Ambivalence: am·biv·a·lence; am-bi-və-lən(t)s noun
Etymology: International Scientific Vocabulary 1918
1: simultaneous and contradictory attitudes or feelings (as attraction and repulsion) toward an object, person, or action
2: a: continual fluctuation (as between one thing and its opposite) b: uncertainty as to which approach to follow
am·biv·a·lent \-lənt\ adjective
Up there with my quest to love unconditionally is my struggle to look for goodness in others. I think good does exist in everyone, just like evil does too. This means everyone struggles with a form of internal ambivalence, with the light and shadow sides of themselves.
I know someone who is both overbearingly rude and thoughtful. Considering the usual selfish behaviour I was accustomed to, the moment of thoughtfulness I experienced sort of blew my mind. Now I am grateful and repulsed. All right not repulsed. As I’m not fond of this individual, they do not really rate on my Give a Fuckometer, I don’t give any energy over to thinking about them—which is another reason I’m stunned by their thoughtfulness.
I’m thinking about them now. I’m not rushing out to be their new best bud, but I did tell someone who is familiar with The Somewhat Honourable Rudey McThoughtful’s typical behaviour, just because I thought it was the “right” thing to do. Since I did that, since I succeeded in finding that sliver of goodness and trumpeted the horn, will good karma (subliminal suggestion: watch My Name Is Earl) come my way?
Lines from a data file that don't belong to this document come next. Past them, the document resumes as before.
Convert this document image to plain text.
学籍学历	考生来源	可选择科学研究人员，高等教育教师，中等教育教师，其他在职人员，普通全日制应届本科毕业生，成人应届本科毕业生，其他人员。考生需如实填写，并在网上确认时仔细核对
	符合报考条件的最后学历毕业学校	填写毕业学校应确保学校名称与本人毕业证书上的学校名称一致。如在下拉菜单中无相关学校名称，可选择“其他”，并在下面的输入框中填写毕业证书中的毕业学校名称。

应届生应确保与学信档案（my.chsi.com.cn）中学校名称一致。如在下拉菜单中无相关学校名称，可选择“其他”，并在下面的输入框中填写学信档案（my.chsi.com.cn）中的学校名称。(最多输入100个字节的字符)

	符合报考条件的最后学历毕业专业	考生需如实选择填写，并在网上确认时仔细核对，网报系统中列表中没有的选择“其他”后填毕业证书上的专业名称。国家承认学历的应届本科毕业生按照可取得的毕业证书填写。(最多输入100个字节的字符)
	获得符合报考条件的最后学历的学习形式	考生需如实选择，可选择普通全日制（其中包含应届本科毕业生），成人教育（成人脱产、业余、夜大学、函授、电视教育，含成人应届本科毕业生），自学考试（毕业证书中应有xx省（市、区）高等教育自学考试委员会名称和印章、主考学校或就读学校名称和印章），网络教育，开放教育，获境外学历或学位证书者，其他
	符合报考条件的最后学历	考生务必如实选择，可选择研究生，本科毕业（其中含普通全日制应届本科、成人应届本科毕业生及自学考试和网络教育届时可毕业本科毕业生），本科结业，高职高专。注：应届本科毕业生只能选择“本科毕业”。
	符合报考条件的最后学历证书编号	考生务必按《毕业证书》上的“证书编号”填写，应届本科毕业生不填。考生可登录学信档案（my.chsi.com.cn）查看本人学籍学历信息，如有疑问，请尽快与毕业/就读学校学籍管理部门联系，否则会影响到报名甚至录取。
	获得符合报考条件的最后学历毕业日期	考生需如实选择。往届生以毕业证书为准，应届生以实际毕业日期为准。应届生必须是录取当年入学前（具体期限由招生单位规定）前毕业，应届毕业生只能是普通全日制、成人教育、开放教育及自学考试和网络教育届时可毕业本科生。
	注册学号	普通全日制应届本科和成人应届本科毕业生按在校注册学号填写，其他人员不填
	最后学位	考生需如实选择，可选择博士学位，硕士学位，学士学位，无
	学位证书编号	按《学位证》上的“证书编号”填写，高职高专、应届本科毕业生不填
Or, if continuing along with this theme of ambivalence, do I need to be bad to attract good?
If that’s the case, why is bad always so much more interesting? Why is it more, um, fun to talk about Rudey McThoughful’s shortcomings than nice little bit? Furthermore, why is an antihero like Hannibal Lector more appealing that the heroine Clarice Starling?
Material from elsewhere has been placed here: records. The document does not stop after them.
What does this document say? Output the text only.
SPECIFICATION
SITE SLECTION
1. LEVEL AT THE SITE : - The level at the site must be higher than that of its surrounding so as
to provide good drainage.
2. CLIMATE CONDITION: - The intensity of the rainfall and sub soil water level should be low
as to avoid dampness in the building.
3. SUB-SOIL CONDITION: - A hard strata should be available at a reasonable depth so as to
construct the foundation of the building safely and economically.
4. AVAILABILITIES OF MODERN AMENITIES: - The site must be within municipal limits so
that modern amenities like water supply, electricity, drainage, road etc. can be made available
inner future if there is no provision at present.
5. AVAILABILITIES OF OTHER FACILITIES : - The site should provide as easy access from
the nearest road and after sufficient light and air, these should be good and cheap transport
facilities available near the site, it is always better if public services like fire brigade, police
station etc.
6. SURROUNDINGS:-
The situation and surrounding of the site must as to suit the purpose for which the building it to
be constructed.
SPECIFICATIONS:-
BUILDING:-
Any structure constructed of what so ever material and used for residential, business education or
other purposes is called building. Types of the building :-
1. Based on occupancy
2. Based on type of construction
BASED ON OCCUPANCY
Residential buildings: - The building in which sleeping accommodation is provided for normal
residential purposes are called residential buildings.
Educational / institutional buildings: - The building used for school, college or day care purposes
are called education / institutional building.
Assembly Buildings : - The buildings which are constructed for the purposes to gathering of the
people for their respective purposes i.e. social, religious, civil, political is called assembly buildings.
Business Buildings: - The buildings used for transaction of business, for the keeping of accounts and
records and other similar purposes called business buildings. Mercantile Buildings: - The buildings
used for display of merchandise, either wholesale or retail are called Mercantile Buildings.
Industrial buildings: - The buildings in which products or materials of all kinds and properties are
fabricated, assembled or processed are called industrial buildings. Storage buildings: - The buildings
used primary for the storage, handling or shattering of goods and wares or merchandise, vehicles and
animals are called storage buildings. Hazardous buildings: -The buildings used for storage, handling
Fight scenes are so much more fun to write than the love scenes. I have to have both, but malevolence is exhilarating, the evil digs and barbs characters toss at each other are ripping good fun to write. Which brings me to 70,000 words, I’ve got 70,000 words, and at this rate, I’m nearly done.
Suddenly I’m ambivalent with my original research plan. I can resurrect the other 3,000 word novel and continue with the dual case study. Or I can just stay where I am, finish off novel # 1, and not challenge myself to hike that extra mile uphill with a fully loaded backpack and hero that looks like Richie Cunningham in a leather jacket?
Hang on a second. Am I confusing ambivalence with optimism and pessimism?
Maybe yes. Maybe no. Maybe Cheesburger.